The 10-point subpoena — dated Sept. 9, 2016, and kept from the public with Reed’s knowledge — included demands from federal prosecutors for information about lucrative construction and concessions contracts at Hartsfield-Jackson International Airport; vendors with close political ties to Reed; and financial records for three members of his cabinet.
“This is a serious subpoena,” said Caren Morrison, a law professor at Georgia State University who was a federal prosecutor in the Eastern District of New York. “It’s not a fishing expedition.”
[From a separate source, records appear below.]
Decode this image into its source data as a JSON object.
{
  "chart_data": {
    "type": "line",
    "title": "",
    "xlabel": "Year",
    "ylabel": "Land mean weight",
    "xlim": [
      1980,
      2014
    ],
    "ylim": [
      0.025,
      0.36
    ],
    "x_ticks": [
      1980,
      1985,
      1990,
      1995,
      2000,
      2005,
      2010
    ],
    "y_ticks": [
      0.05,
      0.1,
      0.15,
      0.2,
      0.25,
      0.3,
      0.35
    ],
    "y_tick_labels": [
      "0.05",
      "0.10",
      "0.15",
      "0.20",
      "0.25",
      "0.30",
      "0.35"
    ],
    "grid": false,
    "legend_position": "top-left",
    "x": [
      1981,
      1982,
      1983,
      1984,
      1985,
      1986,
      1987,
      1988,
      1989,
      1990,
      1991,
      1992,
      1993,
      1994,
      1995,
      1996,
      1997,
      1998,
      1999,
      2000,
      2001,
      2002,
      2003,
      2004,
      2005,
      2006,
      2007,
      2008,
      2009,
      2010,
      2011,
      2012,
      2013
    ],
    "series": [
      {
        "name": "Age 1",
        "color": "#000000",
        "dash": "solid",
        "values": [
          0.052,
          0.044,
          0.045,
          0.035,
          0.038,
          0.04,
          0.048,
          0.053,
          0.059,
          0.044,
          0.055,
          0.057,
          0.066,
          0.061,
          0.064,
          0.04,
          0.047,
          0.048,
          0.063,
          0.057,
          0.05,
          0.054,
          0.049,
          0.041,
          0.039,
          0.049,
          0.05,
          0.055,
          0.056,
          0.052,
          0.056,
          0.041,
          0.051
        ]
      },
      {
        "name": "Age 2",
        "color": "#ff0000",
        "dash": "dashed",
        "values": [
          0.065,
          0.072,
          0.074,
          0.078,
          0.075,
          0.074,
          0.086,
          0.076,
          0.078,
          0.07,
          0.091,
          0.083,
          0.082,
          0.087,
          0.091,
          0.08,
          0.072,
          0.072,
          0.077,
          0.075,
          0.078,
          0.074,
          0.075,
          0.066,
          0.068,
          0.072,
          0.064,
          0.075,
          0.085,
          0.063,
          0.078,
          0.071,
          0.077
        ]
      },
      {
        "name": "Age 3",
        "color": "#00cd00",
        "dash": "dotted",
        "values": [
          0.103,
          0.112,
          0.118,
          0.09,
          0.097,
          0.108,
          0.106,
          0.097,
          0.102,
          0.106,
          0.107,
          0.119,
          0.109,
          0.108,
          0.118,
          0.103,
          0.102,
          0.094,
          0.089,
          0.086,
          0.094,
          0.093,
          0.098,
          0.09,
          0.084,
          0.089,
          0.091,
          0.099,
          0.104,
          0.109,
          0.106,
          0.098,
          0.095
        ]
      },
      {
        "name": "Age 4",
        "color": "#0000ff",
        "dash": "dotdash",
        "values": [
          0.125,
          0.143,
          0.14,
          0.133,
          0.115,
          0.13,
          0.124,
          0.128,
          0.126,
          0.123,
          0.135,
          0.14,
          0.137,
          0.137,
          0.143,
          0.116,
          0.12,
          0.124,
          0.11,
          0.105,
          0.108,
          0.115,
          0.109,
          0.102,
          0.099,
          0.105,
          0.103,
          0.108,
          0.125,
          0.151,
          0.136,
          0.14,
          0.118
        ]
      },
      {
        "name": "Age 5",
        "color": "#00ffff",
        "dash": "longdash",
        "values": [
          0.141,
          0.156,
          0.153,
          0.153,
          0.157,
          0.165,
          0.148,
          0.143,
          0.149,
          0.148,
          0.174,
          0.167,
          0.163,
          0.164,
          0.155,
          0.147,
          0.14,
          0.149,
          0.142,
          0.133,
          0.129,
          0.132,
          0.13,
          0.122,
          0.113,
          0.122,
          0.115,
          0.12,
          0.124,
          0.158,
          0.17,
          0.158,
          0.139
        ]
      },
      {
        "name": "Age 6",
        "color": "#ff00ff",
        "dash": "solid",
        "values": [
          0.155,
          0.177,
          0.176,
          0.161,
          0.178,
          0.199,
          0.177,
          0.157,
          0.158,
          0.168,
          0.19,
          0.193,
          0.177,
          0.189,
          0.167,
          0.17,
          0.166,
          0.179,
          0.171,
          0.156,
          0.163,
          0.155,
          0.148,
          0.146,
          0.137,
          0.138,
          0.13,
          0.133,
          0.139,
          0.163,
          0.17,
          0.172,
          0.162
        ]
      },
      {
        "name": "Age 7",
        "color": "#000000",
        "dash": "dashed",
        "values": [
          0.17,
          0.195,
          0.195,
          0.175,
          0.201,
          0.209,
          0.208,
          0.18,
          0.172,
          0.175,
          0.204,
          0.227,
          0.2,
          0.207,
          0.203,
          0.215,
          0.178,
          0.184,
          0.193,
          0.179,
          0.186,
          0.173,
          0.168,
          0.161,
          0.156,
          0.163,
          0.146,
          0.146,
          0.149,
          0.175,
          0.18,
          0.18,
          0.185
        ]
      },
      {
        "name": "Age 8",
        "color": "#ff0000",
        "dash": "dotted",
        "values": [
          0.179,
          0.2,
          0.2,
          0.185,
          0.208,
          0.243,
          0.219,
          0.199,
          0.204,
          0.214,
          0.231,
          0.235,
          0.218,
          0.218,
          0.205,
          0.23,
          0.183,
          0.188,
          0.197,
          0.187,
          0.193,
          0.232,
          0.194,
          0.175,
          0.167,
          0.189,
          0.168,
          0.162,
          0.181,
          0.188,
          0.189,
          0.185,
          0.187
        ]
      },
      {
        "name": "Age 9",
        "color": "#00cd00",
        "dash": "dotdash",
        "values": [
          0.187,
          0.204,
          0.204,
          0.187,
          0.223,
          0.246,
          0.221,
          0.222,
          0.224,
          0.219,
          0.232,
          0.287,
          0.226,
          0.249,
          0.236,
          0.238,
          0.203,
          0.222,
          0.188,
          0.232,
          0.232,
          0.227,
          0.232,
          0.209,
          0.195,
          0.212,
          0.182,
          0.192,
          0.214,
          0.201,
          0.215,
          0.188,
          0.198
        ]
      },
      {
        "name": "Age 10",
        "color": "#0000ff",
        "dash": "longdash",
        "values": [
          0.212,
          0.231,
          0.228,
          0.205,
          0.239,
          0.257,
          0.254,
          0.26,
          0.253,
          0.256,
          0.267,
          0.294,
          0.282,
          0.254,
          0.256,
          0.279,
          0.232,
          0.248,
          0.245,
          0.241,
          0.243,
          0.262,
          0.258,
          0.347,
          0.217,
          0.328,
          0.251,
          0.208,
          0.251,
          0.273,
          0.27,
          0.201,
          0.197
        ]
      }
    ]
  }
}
In addition to being kept secret from the public, the subpoena was withheld from City Council, which voted to award four multi-million dollar contracts without knowing they were under federal investigation.
The disclosure would have significantly increased council scrutiny on the contractors before them, and possibly changed the political dynamic of the 2017 mayoral race, said Ceasar Mitchell, who was council president and a mayoral candidate last year. At the time, the council and the public knew of only two subpoenas, both of which suggested the federal inquiry was far narrower.
“I think the kinds of questions that I asked as council president, related to what was clear to me as a crisis of corruption, would have been asked earlier,” said Mitchell.